4.4 The adoption of Lancaster University’s MAMS and adaptive dose-finding methodologies to the AGILE platform and testing of novel treatments for COVID-19: Alongside the need to test existing treatments for their efficacy in fighting COVID-19, there is also an urgent need to explore the potential of novel ones. Trialling novel treatments brings the additional hurdle of identifying safe and effective dose levels. The AGILE trial platform, established in July 2020, brought together experts from the Universities of Lancaster, Liverpool, and Southampton, to tackle these and other problems associated with the identification and trialling of novel drugs. Drawing on their established expertise in the development of adaptive dose-finding [3.5-7] and MAMS [3.1-4] trials, the Lancaster group, headed by Jaki, Mozgunov, and Titman, were tasked with designing and implementing a novel trial infrastructure capable of simultaneously evaluating treatment candidates to find safe and effective dose levels, and thus accelerate progress toward later phase clinical trials [5.10]. Their designs have proven fundamental to AGILE’s ongoing success, as Professor Saye Khoo, the platform’s Chief Investigator has put it: “Professor Thomas Jaki, Dr Pavel Mozgunov, and Dr Andrew Titman at Lancaster University have led the development of the AGILE trial design.... their innovative approach… has played a critical role in the rapid set up of the AGILE trial platform and its success to date.’ Moreover, their methods have enabled ‘AGILE to carry out extensive national-level trials in an efficient and rapid way. These innovations significantly reduce the time taken to identify safe dose levels and drug effectiveness, resulting in more rapid trials than possible using conventional methods” [5.10].

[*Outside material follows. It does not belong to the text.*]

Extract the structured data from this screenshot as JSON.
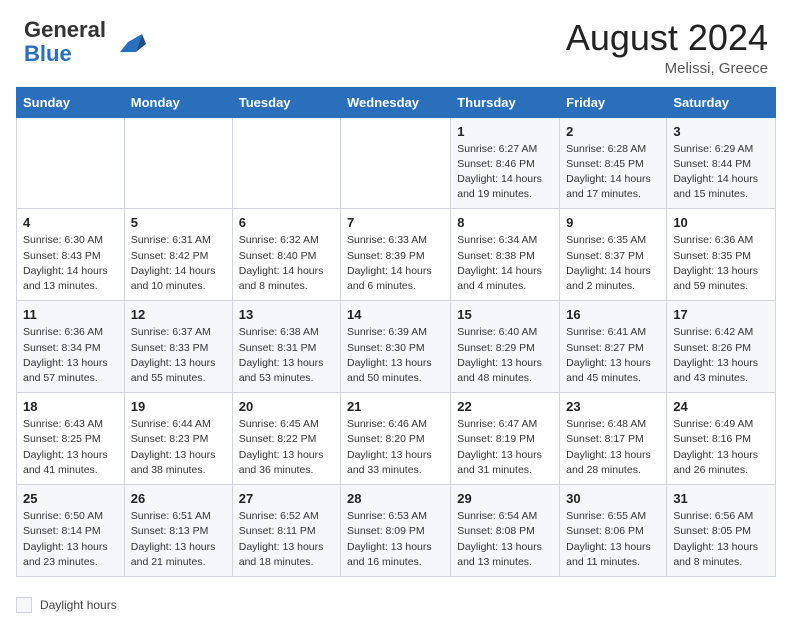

Trials for four drugs are currently underway with a further four due to commence in 2021 [5.10]. Currently, the trial consists of four novel compounds: EIDD-2801, VAL-083, VIR-7831, and VIR-7832. EIDD-2801 was one of the first drugs to be included as part of the trial and has seen the most success to date. The Lancaster group established the trial design for both phase 1 and 2 in April, the trial was then approved in July and the first patient randomised in phase 1 in September 2020. Thanks chiefly to the efficiency of the statistical methodologies deployed by the Lancaster group, it commenced phase 2 in November with renewed financial backing (just 2.5 months after the randomisation of the first patient in phase 1). The co-founder and CEO of Ridgeback Biotherapeutics, who are the company producing and funding the drug, stated that the rapid testing of EIDD-2801 represents “a tremendous trans-continental effort to bring EIDD-2801 into a Phase 2 efficacy protocol to benefit COVID-19 patients in the U.K. immediately following Phase 1” [5.11]. Trials of VIR-7831 and VIR-7832 have also seen significant progress toward the end of the REF-period, with GlaxoSmithKline and Vir Biotechnology agreeing to invest over GBP3million in late December to accelerate early-phase development as part of the AGILE programme [5.12]. Though trials are ongoing and remain in an early stage, AGILE’s success was recognised by the UK government, when on 16^th December 2020 it was officially designated a “national platform” (alongside RECOVERY), meaning that all early phase trials of novel drugs intending to use NHS resource must now go through the AGILE platform [5.13]. Consequently, two of the UK’s four national platforms are now underpinned by Lancaster University research.